A crystal ball on the Middle East - repost
Six decades ago, just after WWII and before the start of the Cold War, the US War Department conducted a study on long-term threats to global security. The number one threat according to their study? Islamic fundamentalists in the Middle East.
The report is filled with political incorrectness that would today probably lead to lawsuits and sit-ins, but it is also filled with some pretty interesting thoughts.
According to the report – remember it was written long before the terrorist attacks of recent years – paints a picture of a region “full of frustration and discontent”, a region torn apart by two powerful urges: one internal and one, not surprisingly external:
“The Muslims remember the power with which once they not only ruled their own domains but also overpowered half of Europe, yet they are painfully aware of their present economic, cultural, and military impoverishment. Thus a terrific internal pressure is building up in their collective thinking.”The report goes on to conclude that:
“The Muslims intend, by any means possible, to regain political independence and to reap the profits of their own resources, which in recent times and up to the present have been surrendered to the exploitation of foreigners who could provide capital investments. The area, in short, has an inferiority complex, and its activities are thus as unpredictable as those of any individual so motivated.”
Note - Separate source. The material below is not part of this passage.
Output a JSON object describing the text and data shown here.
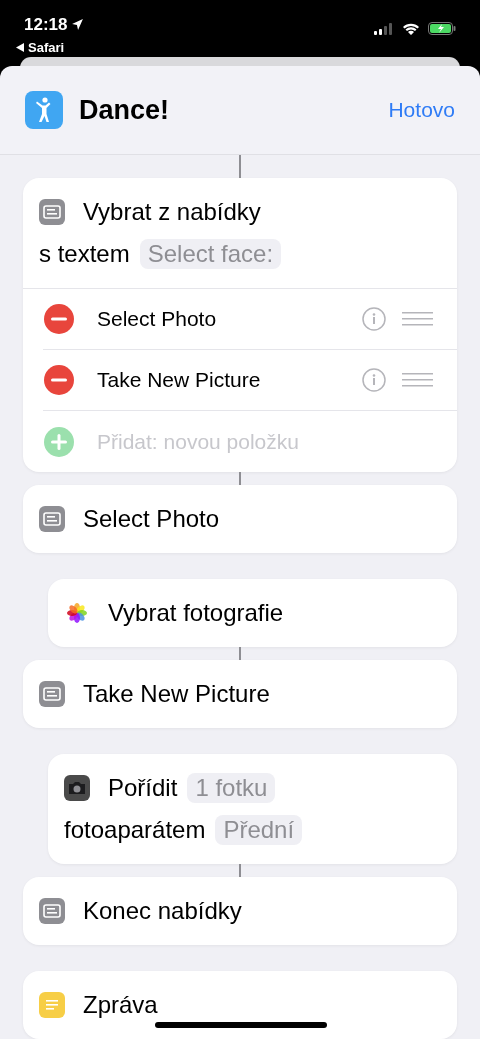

The external urge, of course, is supplied by the collective West, who, according to the report “sees itself in the position of the customer who wants to do his shopping in a hurry because he happens to know the store is going to be robbed.”Mmmm.
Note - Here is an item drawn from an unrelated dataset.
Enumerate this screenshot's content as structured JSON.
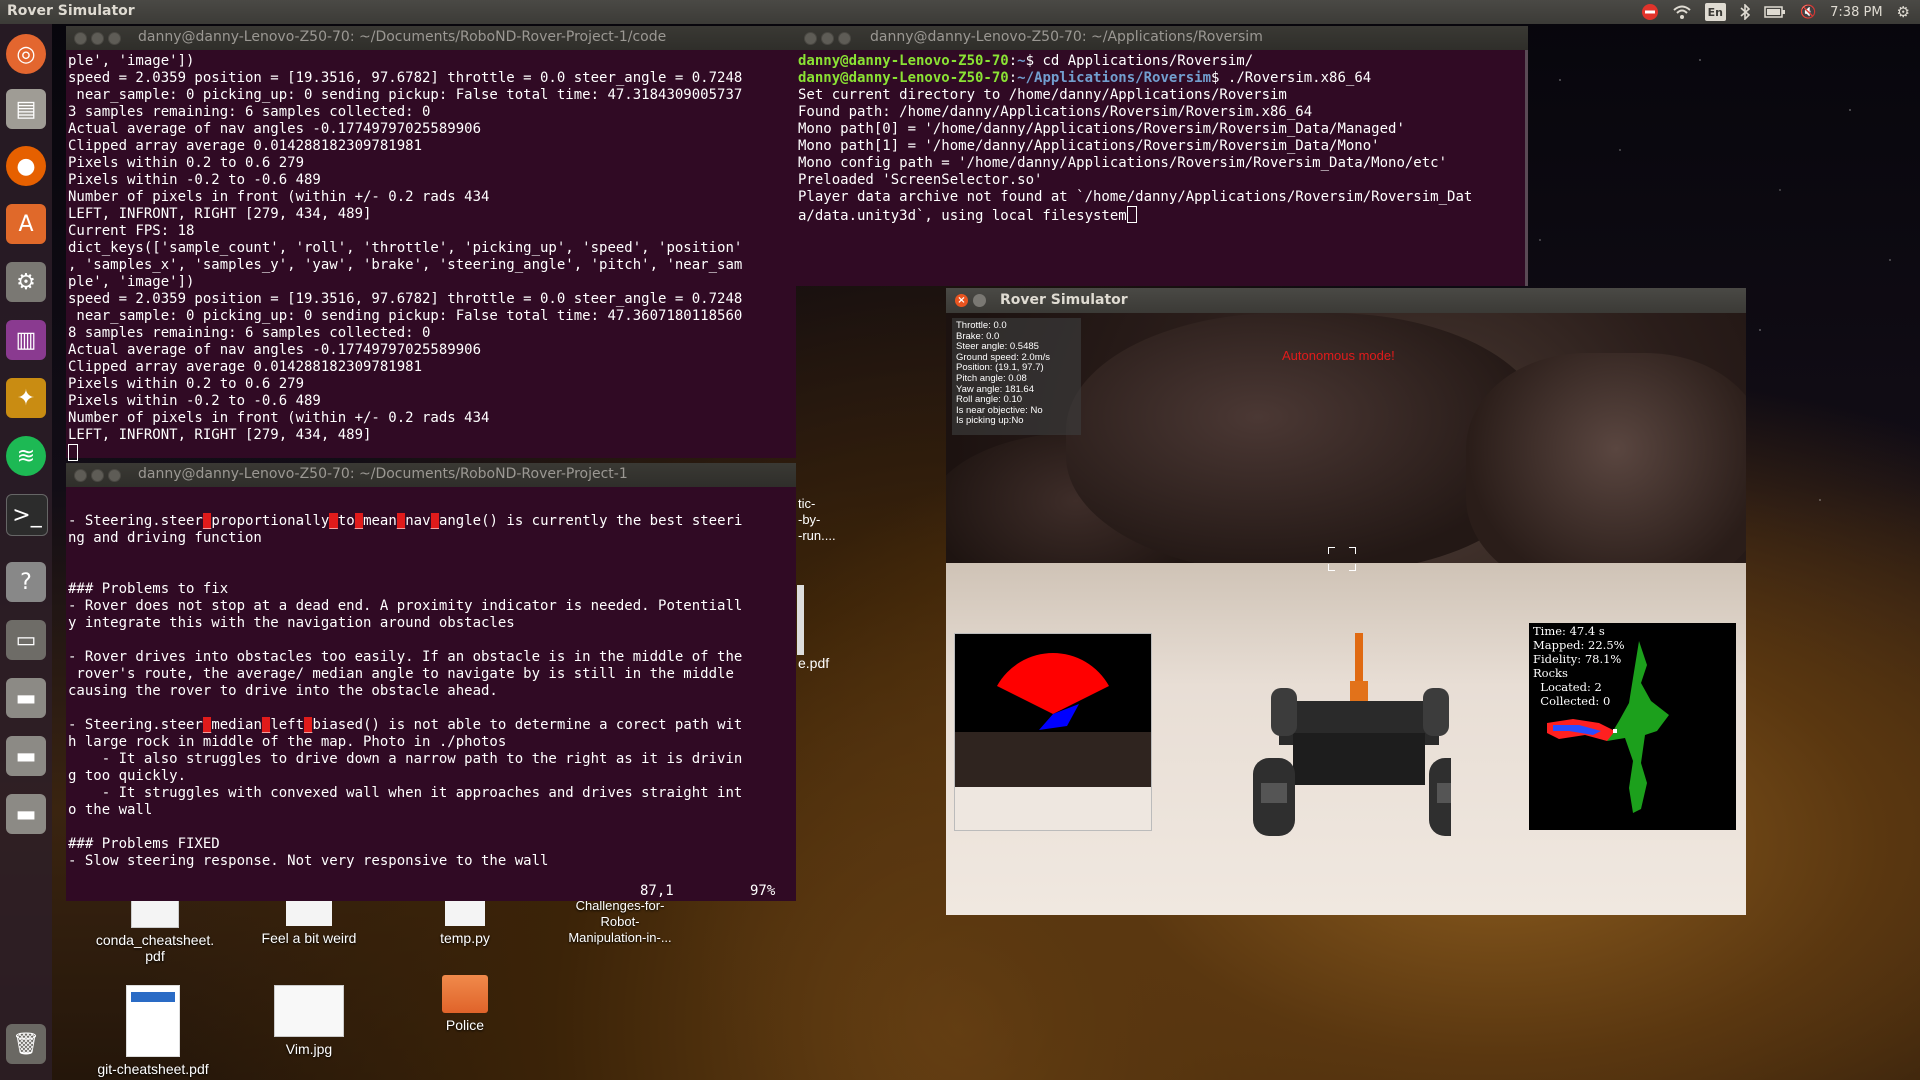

Add to these two urges a host of divisive issues –everything from a lack of a common language to religious differences, political rivalries and economic disparities, and you have the makings of what the report called “a threat to world peace”.
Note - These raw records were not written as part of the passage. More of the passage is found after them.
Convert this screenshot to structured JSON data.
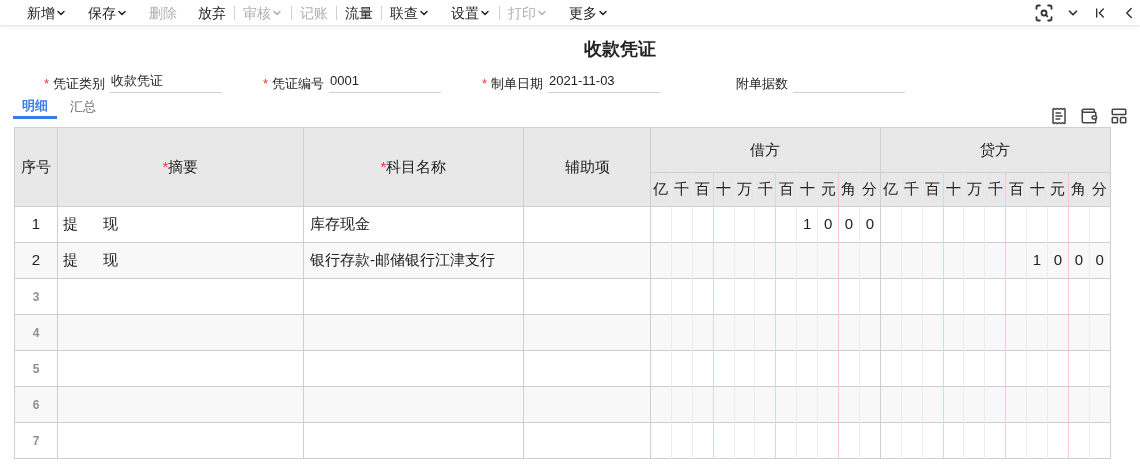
{
  "toolbar": [
    {
      "label": "新增",
      "caret": true,
      "disabled": false,
      "divider": false
    },
    {
      "label": "保存",
      "caret": true,
      "disabled": false,
      "divider": false
    },
    {
      "label": "删除",
      "caret": false,
      "disabled": true,
      "divider": false
    },
    {
      "label": "放弃",
      "caret": false,
      "disabled": false,
      "divider": false
    },
    {
      "label": "审核",
      "caret": true,
      "disabled": true,
      "divider": true
    },
    {
      "label": "记账",
      "caret": false,
      "disabled": true,
      "divider": true
    },
    {
      "label": "流量",
      "caret": false,
      "disabled": false,
      "divider": true
    },
    {
      "label": "联查",
      "caret": true,
      "disabled": false,
      "divider": true
    },
    {
      "label": "设置",
      "caret": true,
      "disabled": false,
      "divider": false
    },
    {
      "label": "打印",
      "caret": true,
      "disabled": true,
      "divider": true
    },
    {
      "label": "更多",
      "caret": true,
      "disabled": false,
      "divider": false
    }
  ],
  "title": "收款凭证",
  "fields": [
    {
      "mark": "*",
      "label": "凭证类别",
      "value": "收款凭证"
    },
    {
      "mark": "*",
      "label": "凭证编号",
      "value": "0001"
    },
    {
      "mark": "*",
      "label": "制单日期",
      "value": "2021-11-03"
    },
    {
      "label": "附单据数"
    }
  ],
  "tabs": [
    {
      "label": "明细",
      "selected": true
    },
    {
      "label": "汇总",
      "selected": false
    }
  ],
  "table": {
    "columns": [
      {
        "label": "序号"
      },
      {
        "mark": "*",
        "label": "摘要"
      },
      {
        "mark": "*",
        "label": "科目名称"
      },
      {
        "label": "辅助项"
      }
    ],
    "debit_header": "借方",
    "credit_header": "贷方",
    "digit_units": [
      "亿",
      "千",
      "百",
      "十",
      "万",
      "千",
      "百",
      "十",
      "元",
      "角",
      "分"
    ],
    "digit_units_credit": [
      "亿",
      "千",
      "百",
      "十",
      "万",
      "千",
      "百",
      "十",
      "元",
      "角",
      "分"
    ],
    "rows": [
      {
        "no": "1",
        "summary": "提      现",
        "account": "库存现金",
        "debit": [
          "1",
          "0",
          "0",
          "0"
        ]
      },
      {
        "no": "2",
        "summary": "提      现",
        "account": "银行存款-邮储银行江津支行",
        "credit": [
          "1",
          "0",
          "0",
          "0"
        ]
      },
      {
        "no": "3"
      },
      {
        "no": "4"
      },
      {
        "no": "5"
      },
      {
        "no": "6"
      },
      {
        "no": "7"
      }
    ]
  }
}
“If the Muslim states were strong and stable, their behavior would be more predictable. They are, however, weak and torn by internal stresses; furthermore, their peoples are insufficiently educated to appraise propaganda or to understand the motives of those who promise a new Heaven and a new Earth.
Because of the strategic position of the Muslim world and the relentlessness of its peoples, the Muslim states constitute a potential threat to world peace. There cannot be permanent world stability, when one-seventh of the earth's population exists under the economic and political conditions that are imposed upon the Muslims.”Of course some things have changed since 1946, but some things have not. The Middle East is still struggling to “regain political independence and reap the profits of their own resources”, and there are still factions in the region willing to use whatever means possible to do so. Today we call them terrorists; I’m not sure what they were called in ’46.
And, just importantly, the United States and the collective West still view the resources of the Middle East as a vast petrol station they can drive their big SUVs into and coyly holler, “fill ‘er up.”